Poszkodowani w bójce pojawili się w środę w Sądzie Rejonowym w Zielonej Górze. Przed salą rozpraw, na korytarzu spotkali trzech mężczyzn, których oskarżają o pobicie... Paweł Wańczko
W sobotę, 20 stycznia w popularnym zielonogórskim klubie X-Demon doszło do brutalnej bójki. Pobici zostali trzej mężczyźni z Głogowa. Początkowo oskarżenia kierowali do obsługi lokalu. Teraz ruszył proces w tej sprawie.

O bójce w X-Demonie dowiedzieliśmy się w styczniu od dziewczyny jednego z pobitych. - Jesteśmy z Głogowa. Do Zielonej Góry przyjechaliśmy z moim bratem i znajomymi, aby świętować wspólne urodziny. Usiedliśmy w loży VIP w klubie X-Demon.

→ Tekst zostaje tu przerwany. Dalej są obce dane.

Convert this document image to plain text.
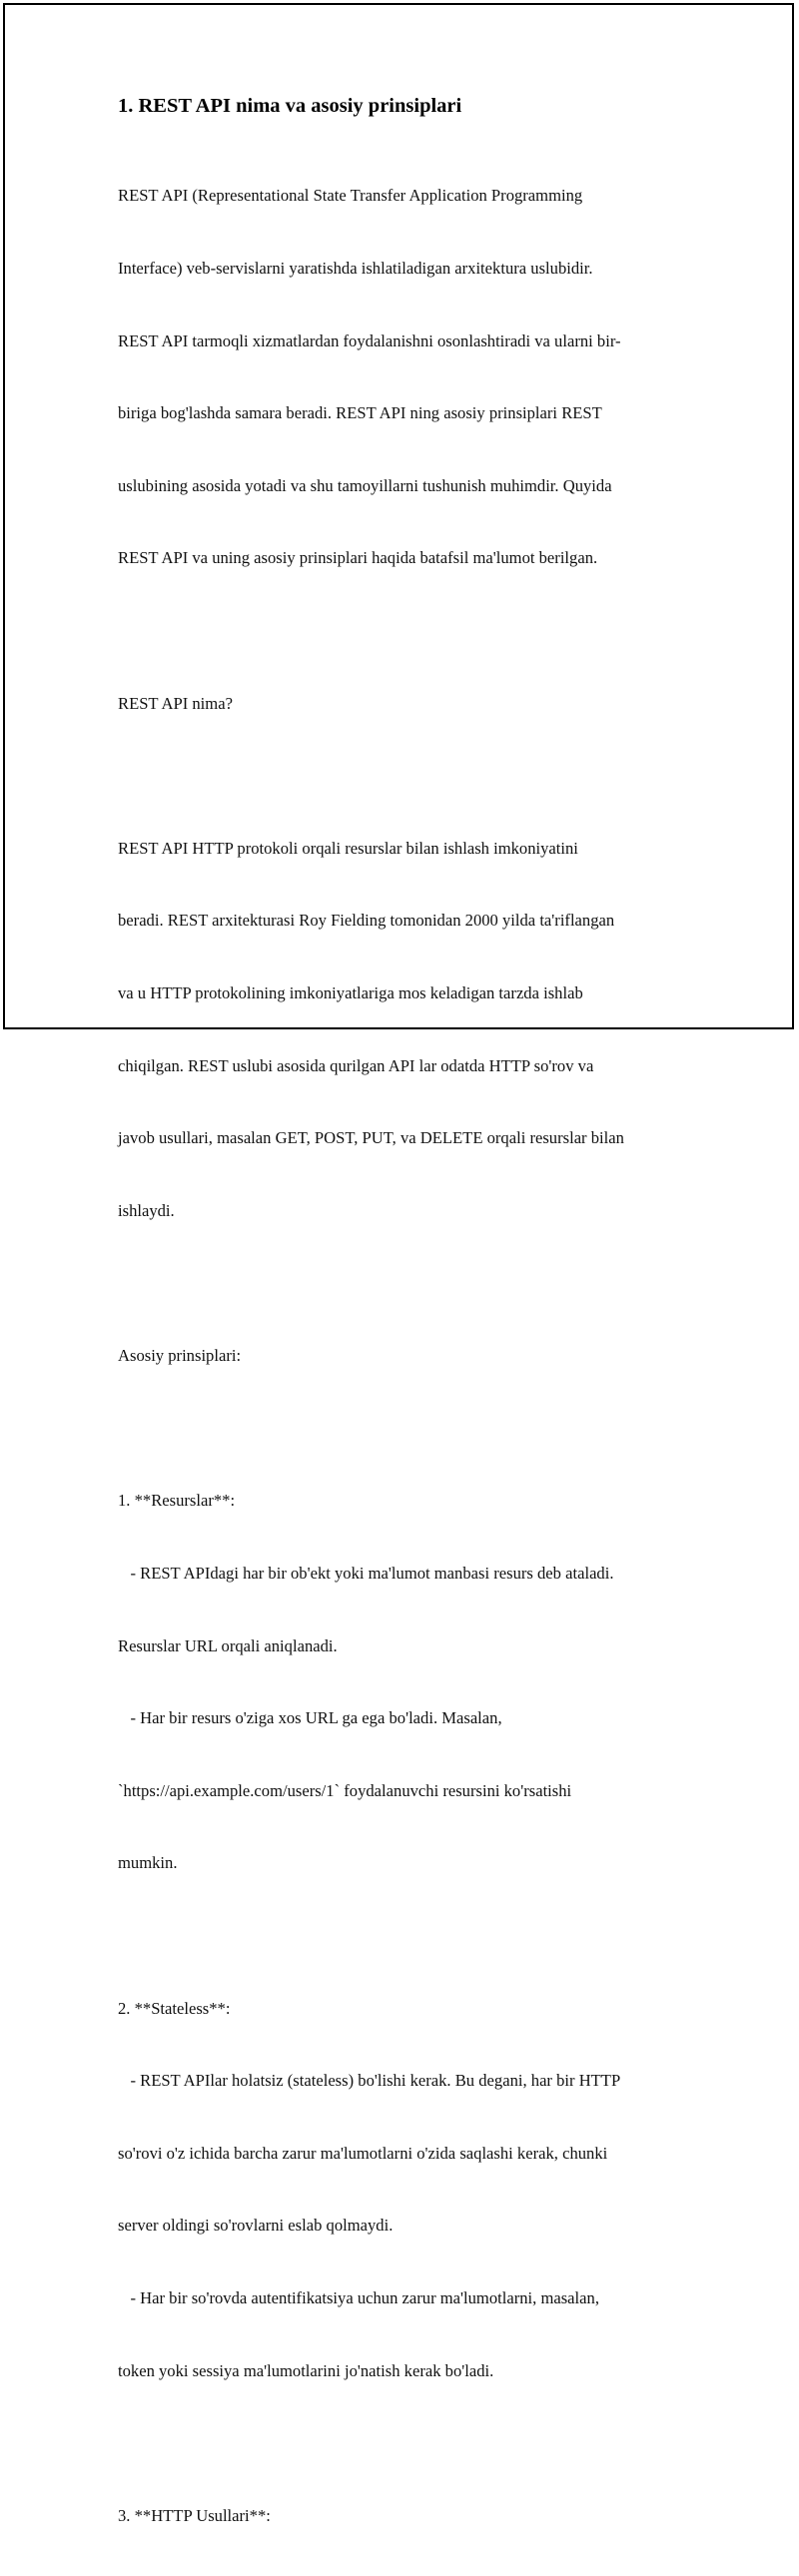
1. REST API nima va asosiy prinsiplari

REST API (Representational State Transfer Application Programming

Interface) veb-servislarni yaratishda ishlatiladigan arxitektura uslubidir.

REST API tarmoqli xizmatlardan foydalanishni osonlashtiradi va ularni bir-

biriga bog'lashda samara beradi. REST API ning asosiy prinsiplari REST

uslubining asosida yotadi va shu tamoyillarni tushunish muhimdir. Quyida

REST API va uning asosiy prinsiplari haqida batafsil ma'lumot berilgan.

REST API nima?

REST API HTTP protokoli orqali resurslar bilan ishlash imkoniyatini

beradi. REST arxitekturasi Roy Fielding tomonidan 2000 yilda ta'riflangan

va u HTTP protokolining imkoniyatlariga mos keladigan tarzda ishlab

chiqilgan. REST uslubi asosida qurilgan API lar odatda HTTP so'rov va

javob usullari, masalan GET, POST, PUT, va DELETE orqali resurslar bilan

ishlaydi.

Asosiy prinsiplari:

1. **Resurslar**:

- REST APIdagi har bir ob'ekt yoki ma'lumot manbasi resurs deb ataladi.

Resurslar URL orqali aniqlanadi.

- Har bir resurs o'ziga xos URL ga ega bo'ladi. Masalan,

`https://api.example.com/users/1` foydalanuvchi resursini ko'rsatishi

mumkin.

2. **Stateless**:

- REST APIlar holatsiz (stateless) bo'lishi kerak. Bu degani, har bir HTTP

so'rovi o'z ichida barcha zarur ma'lumotlarni o'zida saqlashi kerak, chunki

server oldingi so'rovlarni eslab qolmaydi.

- Har bir so'rovda autentifikatsiya uchun zarur ma'lumotlarni, masalan,

token yoki sessiya ma'lumotlarini jo'natish kerak bo'ladi.

3. **HTTP Usullari**:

Chcieliśmy miło spędzić czas - twierdzi kobieta. - W pewnym momencie grupa mężczyzn bez żadnego powodu rzuciliła się na mojego chłopaka i brata. Ciosy zadawali w kilku, niemal skatowali ich do nieprzytomności - tłumaczy.

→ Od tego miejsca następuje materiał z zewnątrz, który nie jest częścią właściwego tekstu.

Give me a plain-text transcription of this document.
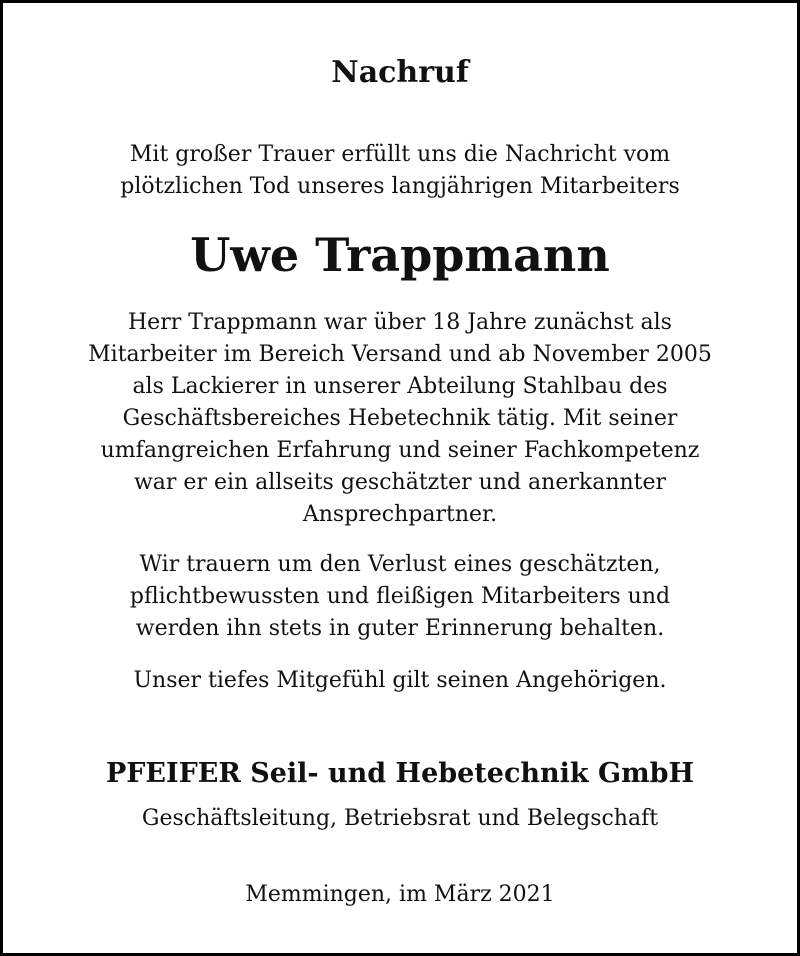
Nachruf
Mit großer Trauer erfüllt uns die Nachricht vom
plötzlichen Tod unseres langjährigen Mitarbeiters
Uwe Trappmann
Herr Trappmann war über 18 Jahre zunächst als
Mitarbeiter im Bereich Versand und ab November 2005
als Lackierer in unserer Abteilung Stahlbau des
Geschäftsbereiches Hebetechnik tätig. Mit seiner
umfangreichen Erfahrung und seiner Fachkompetenz
war er ein allseits geschätzter und anerkannter
Ansprechpartner.
Wir trauern um den Verlust eines geschätzten,
pflichtbewussten und fleißigen Mitarbeiters und
werden ihn stets in guter Erinnerung behalten.
Unser tiefes Mitgefühl gilt seinen Angehörigen.
PFEIFER Seil- und Hebetechnik GmbH
Geschäftsleitung, Betriebsrat und Belegschaft
Memmingen, im März 2021
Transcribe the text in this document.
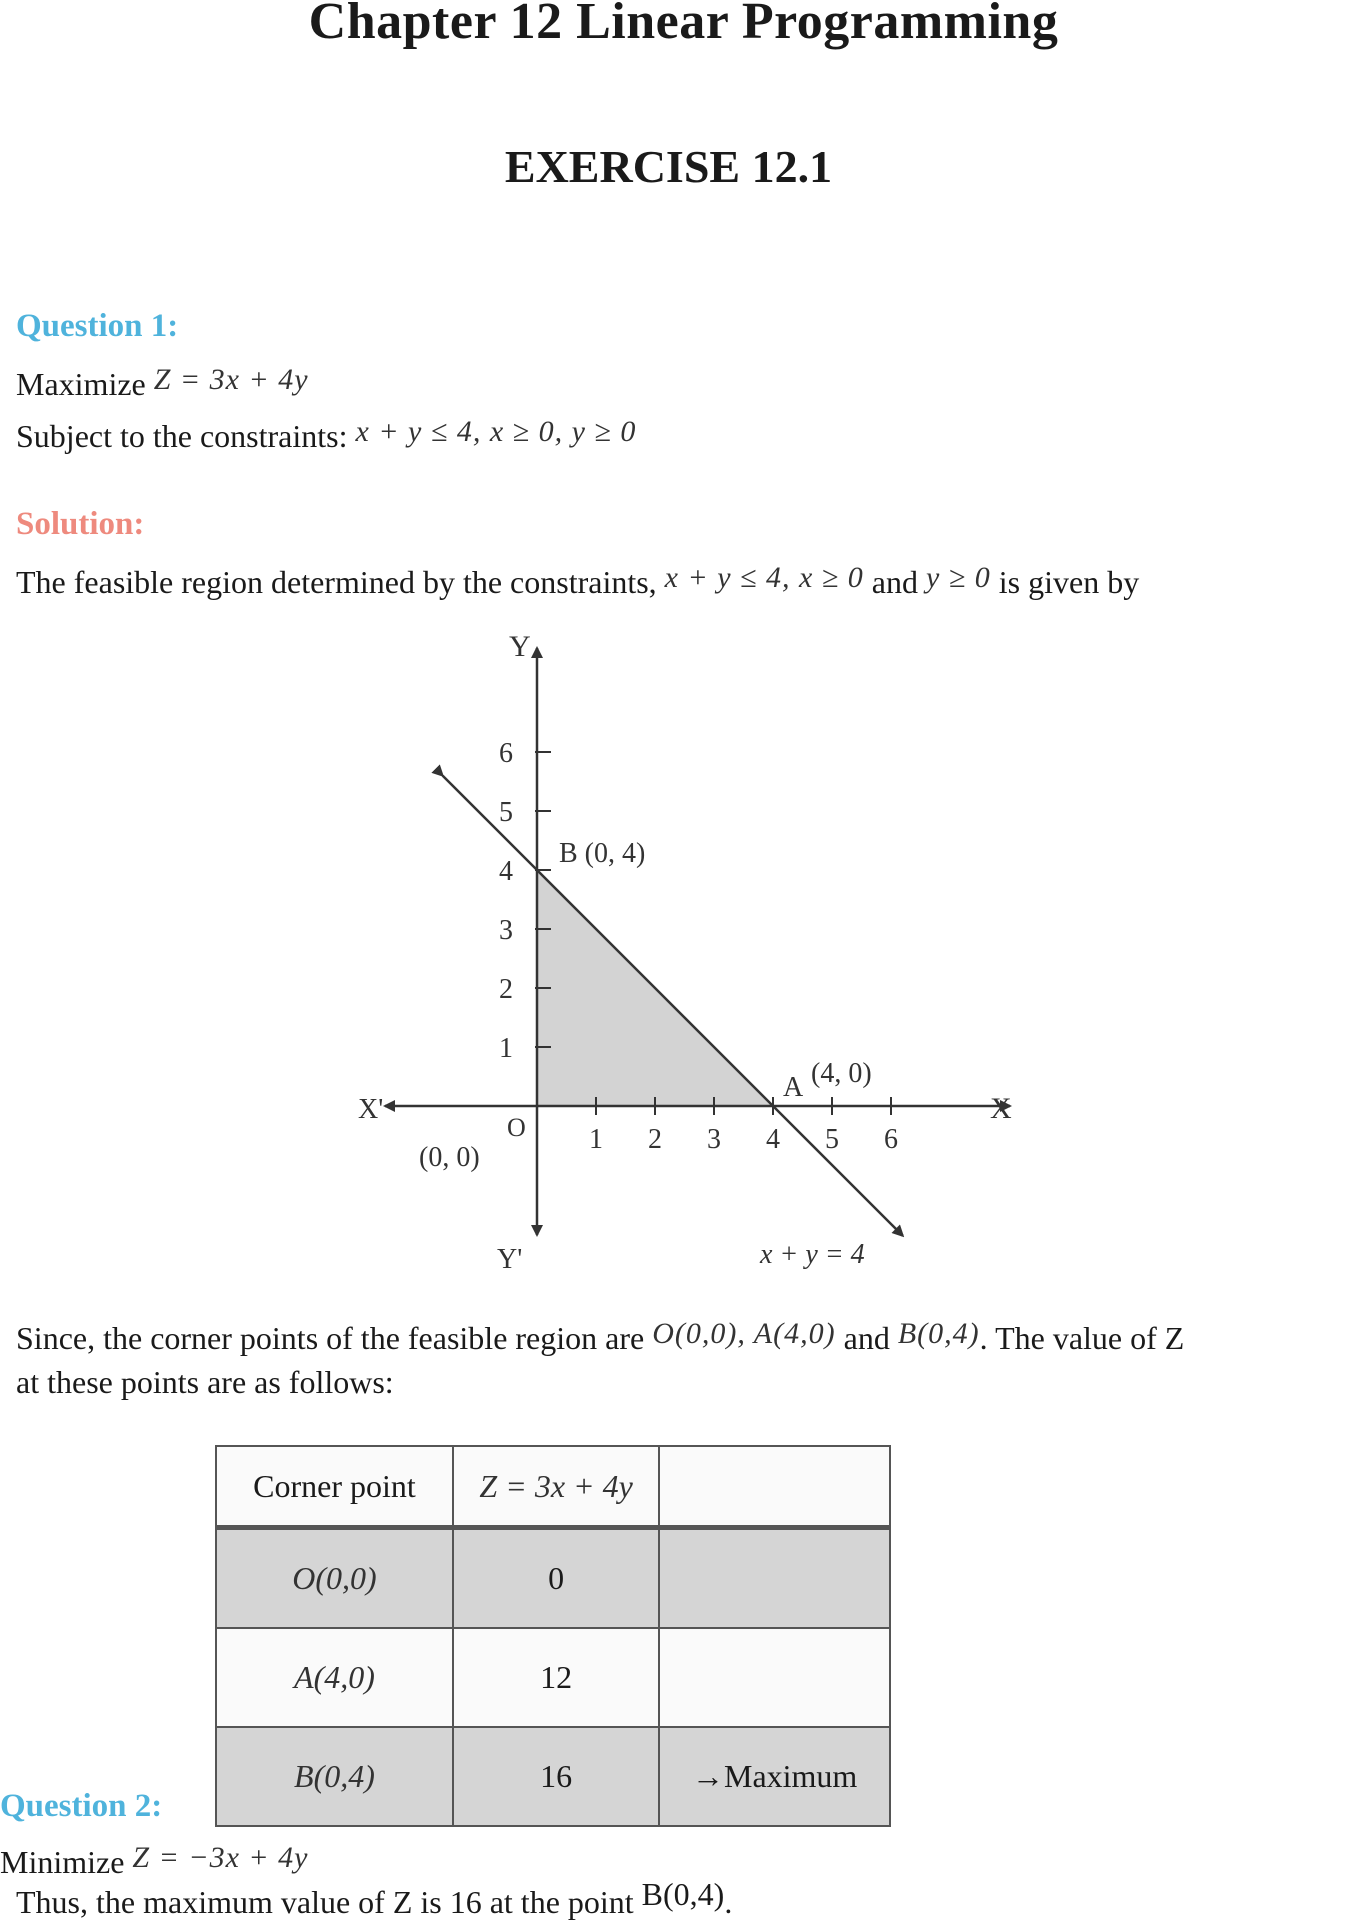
Chapter 12 Linear Programming
EXERCISE 12.1
Question 1:
Maximize Z = 3x + 4y
Subject to the constraints: x + y ≤ 4, x ≥ 0, y ≥ 0
Solution:
The feasible region determined by the constraints, x + y ≤ 4, x ≥ 0 and y ≥ 0 is given by
1 2 3 4 5 6
1
2
3
4
5
6
Y
Y'
X
X'
O
(0, 0)
A (4, 0)
B (0, 4)
x + y = 4
Since, the corner points of the feasible region are O(0,0), A(4,0) and B(0,4). The value of Z
at these points are as follows:
Corner point	Z = 3x + 4y	
O(0,0)	0	
A(4,0)	12	
B(0,4)	16	→Maximum
Question 2:
Minimize Z = −3x + 4y
Thus, the maximum value of Z is 16 at the point B(0,4).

Poszkodowani mieli połamane zęby i nosy. Ale także inne obrażenia, jak wstrząs mózgu czy też uszkodzenie kolana. Twarze dwóch z nich były mocno opuchnięte i poharatane.

Głogowianie na policji zeznali, iż zostali zaatakowani przez ochroniarzy klubu. Jednak Maja Kaczmarek, menedżer lokalu, stanowczo temu zaprzeczała, twierdząc, że bójkę wszczęli klienci klubu, a ochrona jedynie spacyfikowała zajście.

O pobiciu zrobiło się głośno - mieszkańcy szeroko komentowali kwestie bezpieczeństwa w lokalu, przytaczając własne „przygody”. Komendant policji złożył w lutym oficjalny wniosek do prezydenta miasta o cofnięcie zezwolenia na sprzedaż alkoholu w klubie. Choć minęło już przeszło pół roku, prezydent Janusz Kubicki nie podjął decyzji. Jak tłumaczy, wciąż trwa ustalanie faktów i wymiana dokumentów między magistratem, policją a władzami lokalu.

Natomiast ustalenie danych osób biorących udział w pobiciu zajęło policjantom służby kryminalnej zaledwie kilka godzin. To trzej mieszkańcy Zielonej Góry w wieku od 28 do 40 lat.

Wczoraj trzej pobici i trzej oskarżeni spotkali się na korytarzu sądu w Zielonej Górze. W ciągu tych ostatnich miesięcy negocjowali ugodę. Jednak ze względu na różne oczekiwania finansowe obu stron nie udało się jej zawrzeć...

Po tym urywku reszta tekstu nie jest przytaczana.